Assistant Professor, Department of Medicine,
Roswell Park Cancer Institute,
Elm & Carlton Streets, Buffalo, NY;


Gene translocations account for most oncogenic ALK alterations discovered to date. Crizotinib is an efficacious treatment for patients with non-small cell lung cancer (NSCLC) harboring EML4-ALK translocation, but resistance eventually develops during therapy. LDK378 is a highly selective and potent inhibitor of ALK, and has demonstrated preclinical antitumor activity against tumors with acquired crizotinib resistance.
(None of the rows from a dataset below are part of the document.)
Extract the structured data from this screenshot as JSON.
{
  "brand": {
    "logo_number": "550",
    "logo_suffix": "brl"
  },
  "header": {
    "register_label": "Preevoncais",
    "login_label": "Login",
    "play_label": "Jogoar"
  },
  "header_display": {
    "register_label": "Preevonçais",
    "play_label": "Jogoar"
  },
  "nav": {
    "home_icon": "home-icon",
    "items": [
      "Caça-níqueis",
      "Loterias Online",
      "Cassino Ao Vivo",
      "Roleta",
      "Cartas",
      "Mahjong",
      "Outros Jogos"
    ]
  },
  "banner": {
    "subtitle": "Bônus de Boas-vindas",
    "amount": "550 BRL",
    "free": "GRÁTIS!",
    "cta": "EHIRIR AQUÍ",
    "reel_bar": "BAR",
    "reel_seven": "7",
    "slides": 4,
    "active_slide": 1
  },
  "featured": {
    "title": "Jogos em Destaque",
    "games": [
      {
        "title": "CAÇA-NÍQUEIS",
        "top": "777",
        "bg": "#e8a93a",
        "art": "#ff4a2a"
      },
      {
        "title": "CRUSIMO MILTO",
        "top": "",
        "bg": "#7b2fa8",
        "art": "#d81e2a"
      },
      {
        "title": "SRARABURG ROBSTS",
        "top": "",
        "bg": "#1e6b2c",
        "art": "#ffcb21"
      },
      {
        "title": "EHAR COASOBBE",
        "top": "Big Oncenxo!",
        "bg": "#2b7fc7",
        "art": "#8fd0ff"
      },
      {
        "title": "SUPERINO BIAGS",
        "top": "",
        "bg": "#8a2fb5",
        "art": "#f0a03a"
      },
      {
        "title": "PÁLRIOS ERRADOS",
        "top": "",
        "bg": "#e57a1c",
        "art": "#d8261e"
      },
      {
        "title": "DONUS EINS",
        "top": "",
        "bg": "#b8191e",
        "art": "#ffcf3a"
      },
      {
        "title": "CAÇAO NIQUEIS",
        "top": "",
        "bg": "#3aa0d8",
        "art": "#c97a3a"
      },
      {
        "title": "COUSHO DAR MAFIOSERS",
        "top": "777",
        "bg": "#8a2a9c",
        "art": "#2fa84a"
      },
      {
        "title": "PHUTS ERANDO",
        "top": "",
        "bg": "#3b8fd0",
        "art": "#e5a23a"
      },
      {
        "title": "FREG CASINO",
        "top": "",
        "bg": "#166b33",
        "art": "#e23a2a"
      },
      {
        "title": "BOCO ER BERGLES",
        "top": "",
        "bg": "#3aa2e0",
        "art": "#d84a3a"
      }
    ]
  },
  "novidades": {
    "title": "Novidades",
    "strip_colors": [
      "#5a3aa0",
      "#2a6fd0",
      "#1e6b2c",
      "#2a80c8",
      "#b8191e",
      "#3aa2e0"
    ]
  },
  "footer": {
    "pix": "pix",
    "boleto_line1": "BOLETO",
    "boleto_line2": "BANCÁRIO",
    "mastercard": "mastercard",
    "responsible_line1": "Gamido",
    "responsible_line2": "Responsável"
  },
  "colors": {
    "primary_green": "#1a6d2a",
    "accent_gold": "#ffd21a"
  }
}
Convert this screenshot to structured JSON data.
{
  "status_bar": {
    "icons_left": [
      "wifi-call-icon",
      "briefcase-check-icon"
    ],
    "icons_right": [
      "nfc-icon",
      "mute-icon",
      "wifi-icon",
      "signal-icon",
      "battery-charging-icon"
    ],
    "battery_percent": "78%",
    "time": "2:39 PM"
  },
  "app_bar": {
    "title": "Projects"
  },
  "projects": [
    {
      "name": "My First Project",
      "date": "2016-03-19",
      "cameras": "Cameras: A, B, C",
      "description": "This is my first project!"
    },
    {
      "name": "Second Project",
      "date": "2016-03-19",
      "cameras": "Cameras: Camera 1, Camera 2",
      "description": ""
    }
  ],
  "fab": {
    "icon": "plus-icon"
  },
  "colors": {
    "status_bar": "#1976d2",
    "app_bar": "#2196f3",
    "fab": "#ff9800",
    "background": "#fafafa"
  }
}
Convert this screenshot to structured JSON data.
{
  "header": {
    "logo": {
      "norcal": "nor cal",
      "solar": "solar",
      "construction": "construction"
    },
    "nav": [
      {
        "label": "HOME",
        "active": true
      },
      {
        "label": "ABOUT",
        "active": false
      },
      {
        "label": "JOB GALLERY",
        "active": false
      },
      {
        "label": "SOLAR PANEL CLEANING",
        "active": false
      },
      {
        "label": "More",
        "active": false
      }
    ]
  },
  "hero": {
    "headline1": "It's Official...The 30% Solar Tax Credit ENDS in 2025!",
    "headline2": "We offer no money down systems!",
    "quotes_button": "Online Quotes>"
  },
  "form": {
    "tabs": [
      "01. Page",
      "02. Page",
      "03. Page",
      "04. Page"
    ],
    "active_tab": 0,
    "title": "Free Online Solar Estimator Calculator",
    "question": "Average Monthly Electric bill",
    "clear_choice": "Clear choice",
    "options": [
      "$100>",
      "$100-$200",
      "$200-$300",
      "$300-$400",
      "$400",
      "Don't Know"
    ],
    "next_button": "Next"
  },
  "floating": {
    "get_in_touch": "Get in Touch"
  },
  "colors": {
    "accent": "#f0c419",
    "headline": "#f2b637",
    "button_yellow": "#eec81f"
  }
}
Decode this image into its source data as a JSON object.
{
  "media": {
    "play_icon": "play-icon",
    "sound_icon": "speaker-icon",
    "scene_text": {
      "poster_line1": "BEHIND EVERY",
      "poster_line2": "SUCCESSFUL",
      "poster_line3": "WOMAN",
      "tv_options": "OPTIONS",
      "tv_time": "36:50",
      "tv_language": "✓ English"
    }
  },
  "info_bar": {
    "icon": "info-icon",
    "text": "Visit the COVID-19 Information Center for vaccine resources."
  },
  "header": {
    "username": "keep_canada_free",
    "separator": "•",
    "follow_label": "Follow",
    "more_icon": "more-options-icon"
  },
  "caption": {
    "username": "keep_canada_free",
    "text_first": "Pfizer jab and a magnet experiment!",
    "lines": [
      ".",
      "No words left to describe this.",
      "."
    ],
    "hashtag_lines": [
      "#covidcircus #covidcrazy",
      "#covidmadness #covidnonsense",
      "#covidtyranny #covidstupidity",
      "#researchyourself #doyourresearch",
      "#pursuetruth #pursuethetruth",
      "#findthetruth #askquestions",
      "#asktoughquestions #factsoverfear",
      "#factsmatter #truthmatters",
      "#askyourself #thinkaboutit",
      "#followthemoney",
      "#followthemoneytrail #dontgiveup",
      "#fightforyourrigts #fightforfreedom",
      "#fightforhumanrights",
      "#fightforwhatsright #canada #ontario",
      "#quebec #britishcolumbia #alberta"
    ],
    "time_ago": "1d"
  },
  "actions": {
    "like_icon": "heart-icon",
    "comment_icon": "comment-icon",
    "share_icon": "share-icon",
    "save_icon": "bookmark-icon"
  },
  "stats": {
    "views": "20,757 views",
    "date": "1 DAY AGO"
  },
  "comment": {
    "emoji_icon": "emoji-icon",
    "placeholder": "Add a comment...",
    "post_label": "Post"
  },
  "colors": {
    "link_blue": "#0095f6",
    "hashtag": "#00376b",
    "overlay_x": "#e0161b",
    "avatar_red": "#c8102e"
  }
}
In a phase I trial, LDK378 induced tumor response in 70% of patients with crizotinib-resistant NSCLC and gained Breakthrough Therapy designation from the FDA. Phase III studies evaluating LDK378 in crizotinib-naïve and crizotinib-resistant NSCLC are currently under way.

Anaplastic Lymphoma Kinase as Therapeutic Target

Anaplastic lymphoma kinase (ALK) is a receptor tyrosine kinase belonging to the insulin receptor superfamily. Structurally, the intracellular kinase domain shares close homology to that of insulin receptor (InR; 46%), insulin-like growth factor receptor- 1 (IGF-1R; 47%), and leukocyte receptor tyrosine kinase (LTK; 79%).1 The oncogenic role of ALK was first implicated with the discovery of nucleophosmin (NPM1)-ALK fusion protein in anaplastic large cell lymphoma (ALCL).2 Thereafter, several other oncogenic ALK alterations had been identified, including TPM3/4-ALK in inflammatory myofibroblastic tumor, VCL-ALK in renal medullary carcinoma, ALK mutations/amplification in neuroblastoma, and EML4-ALK in non-small cell lung cancer (NSCLC).3 The frequency of ALK rearrangements is approximately 3% to 5% of the overall NSCLC patient population.4 ALK alterations have also been reported in other cancer types including brain, breast, colon, ovarian, prostate, and esophageal.1,5,6

Crizotinib (PF-02341066) is an oral ATP-competitive small-molecule inhibitor against MET kinase and also potently inhibits ALK signaling, and the agent induced apoptosis and tumor regression in a preclinical NPM-ALK-positive ALCL model.7,8 The first-in-human crizotinib study initially focused on enrolling patients with MET-positive or ALK-positive (rearranged) tumors. The study was then amended to enrich enrollment in ALK-positive NSCLC in the expansion phase following observation of encouraging efficacy in two ALK-positive patients with NSCLC during dose escalation.9 In the expansion phase, 143 evaluable patients with ALK-positive NSCLC were enrolled to receive crizotinib 250 mg twice daily on an every-28-day cycle, which induced tumor response in 87 patients (60.8%), including 3 complete responses and 84 partial responses.10 The median duration of response was 49.1 weeks. The most common grade 3 or 4 adverse events (AEs) were neutropenia, elevated alanine aminotransferase, hypophosphatemia, and lymphopenia. Crizotinib was compared with cytotoxic chemotherapy (pemetrexed or docetaxel) in the phase III PROFILE 1007 trial in patients with ALK-positive, locallyadvanced or metastatic NSCLC with one prior platinum- based treatment, and the agent demonstrated superior progression-free survival (PFS; 7.7 months vs 3.0 months;hazard ratio [HR]=0.49; P<.001) and response rate ([RR], 65% vs 20%; P<.001).11 The success of crizotinib demonstrated the feasibility in targeting oncogenic ALK signaling using a small-molecule inhibitor, which led to an interest in developing other potent ALK inhibitors, particularly those that can overcome acquired resistance to crizotinib.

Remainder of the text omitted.